Martin-Merino and colleagues analyzed data from 1,488,211 adults aged at least 50 years between 2001 and 2013, using the Spanish Database for Pharmaco-epidemiological Research in Primary Care, a longitudinal, population-based database of electronic medical records from the Spanish National Health System. Researchers followed patients until a paper-based prescription of dispensation for any anti-osteoporosis medication, death, loss to follow-up or Dec. 31, 2013. Prevalent users were stratified according to the first anti-osteoporosis prescription received, including alendronate, other oral bisphosphonates, selective estrogen receptor modulators, strontium ranelate, teriparatide (Forteo, Eli Lilly) and denosumab (Prolia, Amgen). IV bisphosphonates were not included in the study. Researchers calculated age- and sex-standardized incidence rates to compare incidence rates of different calendar years.
Within the study population, 135,410 (124,642 women) were prescribed an anti-osteoporosis therapy anytime during the 12-year study period, for a prevalence of 6.1% for women and 1.1% for men. Overall prevalence of anti-osteoporosis prescriptions increased sharply from 2001 to 2009, according to researchers, before decreasing thereafter. The most commonly prescribed therapy between 2002 and 2008 to then decrease thereafter was alendronate (40% to 44% of all treatments).
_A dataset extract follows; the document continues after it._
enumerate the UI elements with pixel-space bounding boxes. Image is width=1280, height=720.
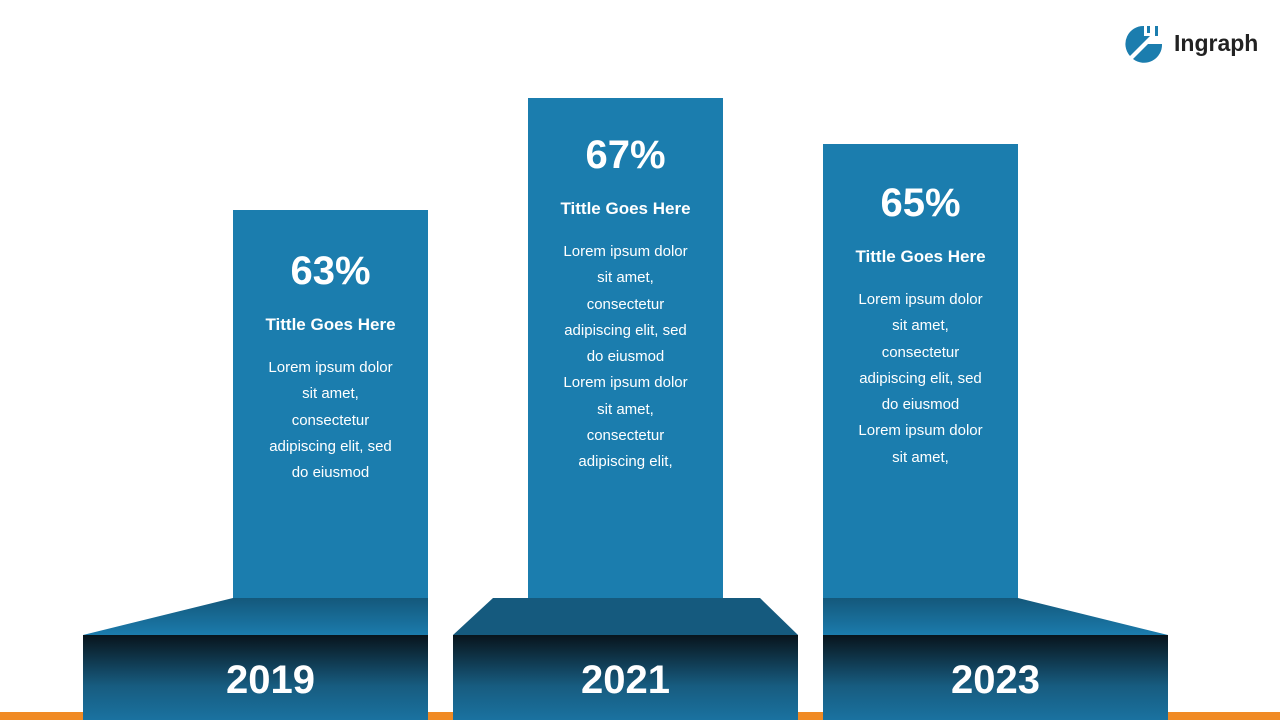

The new users’ cohort included 95,057 patients beginning treatment between 2002 and 2013 (79% of total users). Of this group, 90.7% were women. The overall incidence rate of anti-osteoporosis therapy use was 14.3 per 1,000 person-years, with the rate much higher among women (24.9 per 1,000 person-years) vs. men (2.8 per 1,000 person-years). The overall rate rose from 12.81 per 1,000 person-years in 2001 to 19.66 per 1,000 person-years in 2003, remained stable until 2007 and decreased thereafter until it fell to 7.33 per 1,000 person-years in 2013. After standardizing by age and sex, researchers determined there was a 41% increase in the incidence rate from 2001 to 2006, before falling by 63% from 2006 to 2013.
The treatment incidence rates were highest for bisphosphonates across all years, although numbers declined for both sexes from 2009 to 2013, according to researchers. Selective estrogen receptor modulators were the second most-prescribed therapies until 2005, whereas strontium ranelate was most prescribed between 2006 and 2012. The incidence rate for teriparatide increased from marketing in 2004 onward, as did denosumab from marketing in 2011 onward.
“In our study, a higher proportion of patients with history of fractures and use of drugs acting on calcium homeostasis among those newly treated with [anti-osteoporosis therapies] during the last period and/or with the last approved drugs (teriparatide and denosumab) was observed vs. previous years,” the researchers wrote. “That may suggest that [anti-osteoporosis] treatment has been limited, in some extent, to patients at highest risk of fractures and/or symptomatic osteoporosis.” – by Regina Schaffer
Disclosures: One of the authors reports his research group received unrestricted research grants from Servier Laboratories and Amgen. Martin-Merino reports no relevant financial disclosures.